I've used recycled velvet for the background and am "stitching" the fabric with a soldering iron at the moment.
I've been making some traditionally pieced quilts over the holiday period. I had forgotten how satisfying it is to make functional items from time to time. One was a double bed size quilt made for my son in a very simple rectangle pattern, the other is a little cot quilt with a contemporary feel. I also finished a king size quilt which was a block designed by Katherine Guerrier many years ago. She had displayed it at Malvern one year and I was asked to make a copy. Unfortunately the client had no idea of the time taken to construct it and the cost of fabric so I declined to make her one, but out of interest made a block in order to calculate how long it would have taken. One block grew in to many and it sat folded up on a shelf for quiet a few years until I decided to get it long arm quilted by Midsomer Quilters. I am delighted with the result and can now use it, not feel guilty that I didn't stitch it and get on with new more challenging projects for 2014.
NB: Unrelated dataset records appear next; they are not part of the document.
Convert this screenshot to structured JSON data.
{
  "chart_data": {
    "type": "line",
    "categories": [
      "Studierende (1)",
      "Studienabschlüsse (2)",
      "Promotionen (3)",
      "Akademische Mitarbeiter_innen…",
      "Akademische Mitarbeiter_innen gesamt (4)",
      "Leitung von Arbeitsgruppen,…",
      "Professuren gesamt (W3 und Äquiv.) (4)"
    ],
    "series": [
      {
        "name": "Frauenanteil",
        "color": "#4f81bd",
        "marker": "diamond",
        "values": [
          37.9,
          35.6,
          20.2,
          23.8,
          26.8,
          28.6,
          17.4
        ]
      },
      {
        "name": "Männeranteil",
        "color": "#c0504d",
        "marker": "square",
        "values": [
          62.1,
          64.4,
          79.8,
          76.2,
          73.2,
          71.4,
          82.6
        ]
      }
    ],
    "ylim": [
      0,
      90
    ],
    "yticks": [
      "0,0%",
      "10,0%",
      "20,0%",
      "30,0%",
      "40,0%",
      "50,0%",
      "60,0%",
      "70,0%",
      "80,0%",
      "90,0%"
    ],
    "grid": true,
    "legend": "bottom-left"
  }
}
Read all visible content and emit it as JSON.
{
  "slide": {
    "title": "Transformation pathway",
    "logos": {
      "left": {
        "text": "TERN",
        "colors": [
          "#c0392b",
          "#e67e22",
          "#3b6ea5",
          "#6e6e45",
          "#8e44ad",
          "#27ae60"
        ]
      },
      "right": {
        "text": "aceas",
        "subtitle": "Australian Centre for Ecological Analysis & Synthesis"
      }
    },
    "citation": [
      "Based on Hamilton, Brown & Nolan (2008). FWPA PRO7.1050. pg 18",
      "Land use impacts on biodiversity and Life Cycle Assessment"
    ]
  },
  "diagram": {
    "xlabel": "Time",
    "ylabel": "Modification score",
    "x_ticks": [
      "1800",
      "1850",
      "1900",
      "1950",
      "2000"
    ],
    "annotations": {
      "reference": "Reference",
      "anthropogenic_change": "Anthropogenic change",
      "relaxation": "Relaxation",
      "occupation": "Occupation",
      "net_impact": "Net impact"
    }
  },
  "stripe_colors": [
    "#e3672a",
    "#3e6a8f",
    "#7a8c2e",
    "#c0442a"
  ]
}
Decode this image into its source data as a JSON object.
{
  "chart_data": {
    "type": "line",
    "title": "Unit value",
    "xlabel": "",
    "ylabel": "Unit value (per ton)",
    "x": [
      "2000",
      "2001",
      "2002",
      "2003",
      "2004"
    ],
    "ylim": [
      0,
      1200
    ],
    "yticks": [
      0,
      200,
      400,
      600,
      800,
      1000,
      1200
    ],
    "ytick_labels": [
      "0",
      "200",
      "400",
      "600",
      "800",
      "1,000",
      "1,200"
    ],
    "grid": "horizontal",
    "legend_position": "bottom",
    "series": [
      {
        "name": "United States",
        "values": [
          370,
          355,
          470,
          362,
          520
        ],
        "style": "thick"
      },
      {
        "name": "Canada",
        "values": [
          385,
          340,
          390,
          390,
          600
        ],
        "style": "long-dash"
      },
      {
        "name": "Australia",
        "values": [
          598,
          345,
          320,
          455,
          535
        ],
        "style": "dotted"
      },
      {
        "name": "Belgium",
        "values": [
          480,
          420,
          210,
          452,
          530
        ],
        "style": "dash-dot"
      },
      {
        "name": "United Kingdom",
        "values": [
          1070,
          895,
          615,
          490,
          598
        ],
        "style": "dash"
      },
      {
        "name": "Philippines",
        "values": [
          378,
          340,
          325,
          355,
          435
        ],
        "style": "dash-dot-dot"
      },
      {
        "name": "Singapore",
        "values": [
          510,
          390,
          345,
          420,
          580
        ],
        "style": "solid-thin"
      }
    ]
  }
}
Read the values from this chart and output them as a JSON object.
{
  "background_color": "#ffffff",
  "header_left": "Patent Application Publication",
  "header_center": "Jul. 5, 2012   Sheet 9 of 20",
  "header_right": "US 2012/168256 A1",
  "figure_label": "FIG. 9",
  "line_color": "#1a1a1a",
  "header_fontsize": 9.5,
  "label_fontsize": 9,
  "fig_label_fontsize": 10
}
The sun prints I painted in the summer are now stitched and mounted. Some are hand stitched and others are machined as well. On this one I machine stitched a line drawing of the skeleton tree that I can see across the valley from my shed. It has actually got a few more leaves now - must have been all that rain earlier on in the year. I shall be showing them at an Exhibition at Ruskin Mill, Nailsworth at the end of this month - Twilight - I will post a flyer with details later.
I also further stitched my "Fifty shades of brown "moth piece. The background was quite dominant and by adding lines of running stitch in the background I think it looks better. I decided to continue the design into the border. I have now mounted the piece on a light coloured linen.
I recently undertook an interesting workshop at Ruskin Mill Nailsworth with the eco - dyer India Flint. We collected found flowers and foliage, wrapped them in between layers of wool or silk and simmered in a natural dye bath of leaves ,bark foliage and tea bags. The resulting cloth was stitched together to make a record of our collecting - a Wayfarer's cloth. The resulting shades of brown, purple, soft maroons and interesting patterns reminded me of the subtle colours of moth wings.
I stitched my cloth with a flurry of moths.
This is the Journal Quilt for May using the theme "In other words". The quotation "A Good Book" is by Milton and is from the Everyman series of books that I used for recent Ledbury piece. I found a rather lovely scrap of printed fabric in the style of William Morris which was perfect for this piece. The illuminated letter A has a stenciled background and reverse appliqued on top of red silk. The reverse A has the letters appliqued over the top. The edges are free machined with a buttonhole type stitch.
These shapes are taken from Japanese calligraphy. My friend and Japanese embroiderer Jackie Hall, was given an old early 19th century screen with exquisite embroidery on it. The back was even more interesting for me as it was lined with pages of Japanese calligraphy. The script may be called grass script and the writing might have been lists of gifts given.